Laura Ling et Euna Lee ont été arrêtées le 17 mars alors qu’elles venaient d’entrer – illégalement – en territoire nord-coréen venant de Chine. Elles ont été condamnées à douze ans de travaux forcés pour avoir franchi la frontière sans autorisation, pour « dénigrement » du régime et pour un « crime grave » dont les juges n’ont pas précisé la teneur.
Lors d’un entretien téléphonique, Laura Ling avait dit à sa sœur Lisa Ling qu’elle reconnaissait avoir violé la loi nord-coréenne. « Nous avons besoin de l’aide de notre gouvernement. Nous sommes désolées pour tout ce qui est arrivé, mais maintenant nous avons besoin d’une médiation diplomatique », avait ajouté la journaliste.
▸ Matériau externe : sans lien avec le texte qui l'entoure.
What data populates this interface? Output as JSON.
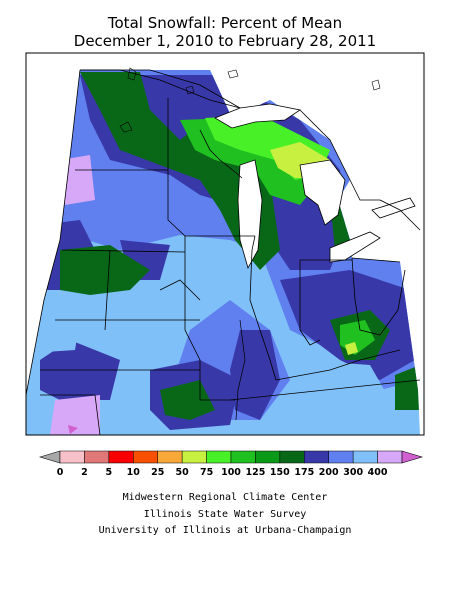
{
  "title": {
    "line1": "Total Snowfall: Percent of Mean",
    "line2": "December 1, 2010 to February 28, 2011"
  },
  "legend": {
    "bins": [
      {
        "label": "0",
        "color": "#a8a8a8"
      },
      {
        "label": "2",
        "color": "#f8c0c8"
      },
      {
        "label": "5",
        "color": "#e07878"
      },
      {
        "label": "10",
        "color": "#f80000"
      },
      {
        "label": "25",
        "color": "#f85000"
      },
      {
        "label": "50",
        "color": "#f8a838"
      },
      {
        "label": "75",
        "color": "#c8f040"
      },
      {
        "label": "100",
        "color": "#48f028"
      },
      {
        "label": "125",
        "color": "#20c020"
      },
      {
        "label": "150",
        "color": "#0a9a18"
      },
      {
        "label": "175",
        "color": "#086818"
      },
      {
        "label": "200",
        "color": "#3838a8"
      },
      {
        "label": "300",
        "color": "#6080f0"
      },
      {
        "label": "400",
        "color": "#80c0f8"
      }
    ],
    "end_color": "#d060d0",
    "last_bin_color": "#d8a8f8"
  },
  "credits": {
    "line1": "Midwestern Regional Climate Center",
    "line2": "Illinois State Water Survey",
    "line3": "University of Illinois at Urbana-Champaign"
  }
}
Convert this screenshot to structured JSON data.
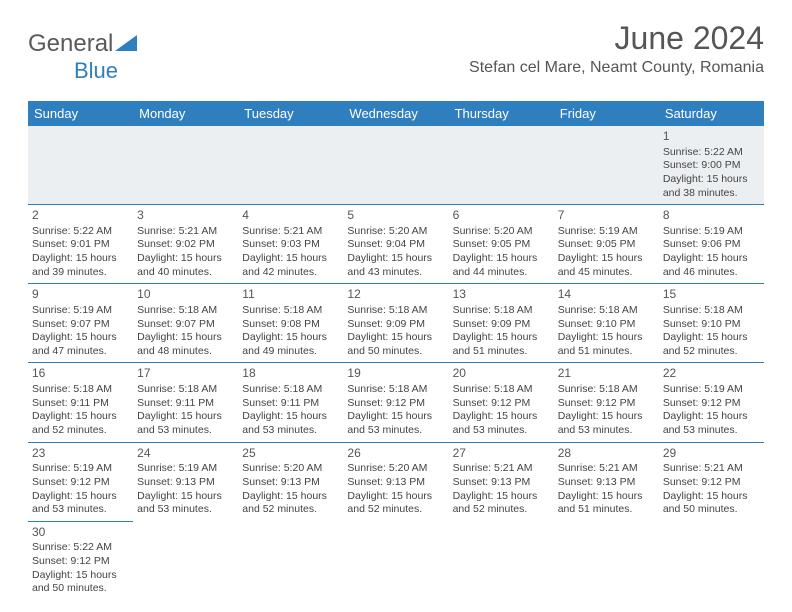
{
  "logo": {
    "part1": "General",
    "part2": "Blue"
  },
  "title": "June 2024",
  "location": "Stefan cel Mare, Neamt County, Romania",
  "colors": {
    "header_bg": "#2f7fbf",
    "header_text": "#ffffff",
    "day_border": "#2f7fbf",
    "text": "#444444",
    "title_text": "#555555",
    "firstrow_bg": "#eceff2"
  },
  "daynames": [
    "Sunday",
    "Monday",
    "Tuesday",
    "Wednesday",
    "Thursday",
    "Friday",
    "Saturday"
  ],
  "weeks": [
    [
      null,
      null,
      null,
      null,
      null,
      null,
      {
        "n": "1",
        "sr": "Sunrise: 5:22 AM",
        "ss": "Sunset: 9:00 PM",
        "dl1": "Daylight: 15 hours",
        "dl2": "and 38 minutes."
      }
    ],
    [
      {
        "n": "2",
        "sr": "Sunrise: 5:22 AM",
        "ss": "Sunset: 9:01 PM",
        "dl1": "Daylight: 15 hours",
        "dl2": "and 39 minutes."
      },
      {
        "n": "3",
        "sr": "Sunrise: 5:21 AM",
        "ss": "Sunset: 9:02 PM",
        "dl1": "Daylight: 15 hours",
        "dl2": "and 40 minutes."
      },
      {
        "n": "4",
        "sr": "Sunrise: 5:21 AM",
        "ss": "Sunset: 9:03 PM",
        "dl1": "Daylight: 15 hours",
        "dl2": "and 42 minutes."
      },
      {
        "n": "5",
        "sr": "Sunrise: 5:20 AM",
        "ss": "Sunset: 9:04 PM",
        "dl1": "Daylight: 15 hours",
        "dl2": "and 43 minutes."
      },
      {
        "n": "6",
        "sr": "Sunrise: 5:20 AM",
        "ss": "Sunset: 9:05 PM",
        "dl1": "Daylight: 15 hours",
        "dl2": "and 44 minutes."
      },
      {
        "n": "7",
        "sr": "Sunrise: 5:19 AM",
        "ss": "Sunset: 9:05 PM",
        "dl1": "Daylight: 15 hours",
        "dl2": "and 45 minutes."
      },
      {
        "n": "8",
        "sr": "Sunrise: 5:19 AM",
        "ss": "Sunset: 9:06 PM",
        "dl1": "Daylight: 15 hours",
        "dl2": "and 46 minutes."
      }
    ],
    [
      {
        "n": "9",
        "sr": "Sunrise: 5:19 AM",
        "ss": "Sunset: 9:07 PM",
        "dl1": "Daylight: 15 hours",
        "dl2": "and 47 minutes."
      },
      {
        "n": "10",
        "sr": "Sunrise: 5:18 AM",
        "ss": "Sunset: 9:07 PM",
        "dl1": "Daylight: 15 hours",
        "dl2": "and 48 minutes."
      },
      {
        "n": "11",
        "sr": "Sunrise: 5:18 AM",
        "ss": "Sunset: 9:08 PM",
        "dl1": "Daylight: 15 hours",
        "dl2": "and 49 minutes."
      },
      {
        "n": "12",
        "sr": "Sunrise: 5:18 AM",
        "ss": "Sunset: 9:09 PM",
        "dl1": "Daylight: 15 hours",
        "dl2": "and 50 minutes."
      },
      {
        "n": "13",
        "sr": "Sunrise: 5:18 AM",
        "ss": "Sunset: 9:09 PM",
        "dl1": "Daylight: 15 hours",
        "dl2": "and 51 minutes."
      },
      {
        "n": "14",
        "sr": "Sunrise: 5:18 AM",
        "ss": "Sunset: 9:10 PM",
        "dl1": "Daylight: 15 hours",
        "dl2": "and 51 minutes."
      },
      {
        "n": "15",
        "sr": "Sunrise: 5:18 AM",
        "ss": "Sunset: 9:10 PM",
        "dl1": "Daylight: 15 hours",
        "dl2": "and 52 minutes."
      }
    ],
    [
      {
        "n": "16",
        "sr": "Sunrise: 5:18 AM",
        "ss": "Sunset: 9:11 PM",
        "dl1": "Daylight: 15 hours",
        "dl2": "and 52 minutes."
      },
      {
        "n": "17",
        "sr": "Sunrise: 5:18 AM",
        "ss": "Sunset: 9:11 PM",
        "dl1": "Daylight: 15 hours",
        "dl2": "and 53 minutes."
      },
      {
        "n": "18",
        "sr": "Sunrise: 5:18 AM",
        "ss": "Sunset: 9:11 PM",
        "dl1": "Daylight: 15 hours",
        "dl2": "and 53 minutes."
      },
      {
        "n": "19",
        "sr": "Sunrise: 5:18 AM",
        "ss": "Sunset: 9:12 PM",
        "dl1": "Daylight: 15 hours",
        "dl2": "and 53 minutes."
      },
      {
        "n": "20",
        "sr": "Sunrise: 5:18 AM",
        "ss": "Sunset: 9:12 PM",
        "dl1": "Daylight: 15 hours",
        "dl2": "and 53 minutes."
      },
      {
        "n": "21",
        "sr": "Sunrise: 5:18 AM",
        "ss": "Sunset: 9:12 PM",
        "dl1": "Daylight: 15 hours",
        "dl2": "and 53 minutes."
      },
      {
        "n": "22",
        "sr": "Sunrise: 5:19 AM",
        "ss": "Sunset: 9:12 PM",
        "dl1": "Daylight: 15 hours",
        "dl2": "and 53 minutes."
      }
    ],
    [
      {
        "n": "23",
        "sr": "Sunrise: 5:19 AM",
        "ss": "Sunset: 9:12 PM",
        "dl1": "Daylight: 15 hours",
        "dl2": "and 53 minutes."
      },
      {
        "n": "24",
        "sr": "Sunrise: 5:19 AM",
        "ss": "Sunset: 9:13 PM",
        "dl1": "Daylight: 15 hours",
        "dl2": "and 53 minutes."
      },
      {
        "n": "25",
        "sr": "Sunrise: 5:20 AM",
        "ss": "Sunset: 9:13 PM",
        "dl1": "Daylight: 15 hours",
        "dl2": "and 52 minutes."
      },
      {
        "n": "26",
        "sr": "Sunrise: 5:20 AM",
        "ss": "Sunset: 9:13 PM",
        "dl1": "Daylight: 15 hours",
        "dl2": "and 52 minutes."
      },
      {
        "n": "27",
        "sr": "Sunrise: 5:21 AM",
        "ss": "Sunset: 9:13 PM",
        "dl1": "Daylight: 15 hours",
        "dl2": "and 52 minutes."
      },
      {
        "n": "28",
        "sr": "Sunrise: 5:21 AM",
        "ss": "Sunset: 9:13 PM",
        "dl1": "Daylight: 15 hours",
        "dl2": "and 51 minutes."
      },
      {
        "n": "29",
        "sr": "Sunrise: 5:21 AM",
        "ss": "Sunset: 9:12 PM",
        "dl1": "Daylight: 15 hours",
        "dl2": "and 50 minutes."
      }
    ],
    [
      {
        "n": "30",
        "sr": "Sunrise: 5:22 AM",
        "ss": "Sunset: 9:12 PM",
        "dl1": "Daylight: 15 hours",
        "dl2": "and 50 minutes."
      },
      null,
      null,
      null,
      null,
      null,
      null
    ]
  ]
}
Selon le New York Times, l’administration Obama réfléchissait depuis plusieurs semaines à dépêcher un envoyer spécial à Pyongyang. Il s’agit de la première mission officielle de l’ancien président depuis l’élection d’Obama. Cependant, la Maison Blanche a démenti que l’ancien président américain ait apporté un « message verbal » de M. Obama, comme l’indiquait les médias nord-coréens. Hillary Clinton, qui a entamé, mardi, un voyage de 11 jours en Afrique, suit de très près le dossier de ces deux journalistes.
Bill Clinton est le deuxième ancien président américain à visiter la Corée du Nord après Jimmy Carter en 1994. Ce dernier avait alors rencontré Kim Il-sung, le père de l’actuel leader Kim Jong-il, pour tenter d’apaiser les tensions sur le nucléaire nord-coréen. De nombreux observateurs estiment que Pyongyang entend utiliser les deux journalistes pour obtenir des concessions de la part de Washington sur ce dossier. Barack Obama s’est jusqu’ici refusé de lier leur sort au dossier nucléaire.
* LEMONDE.FR avec AFP et AP | 04.08.09 | 06h21 • Mis à jour le 04.08.09 | 20h31.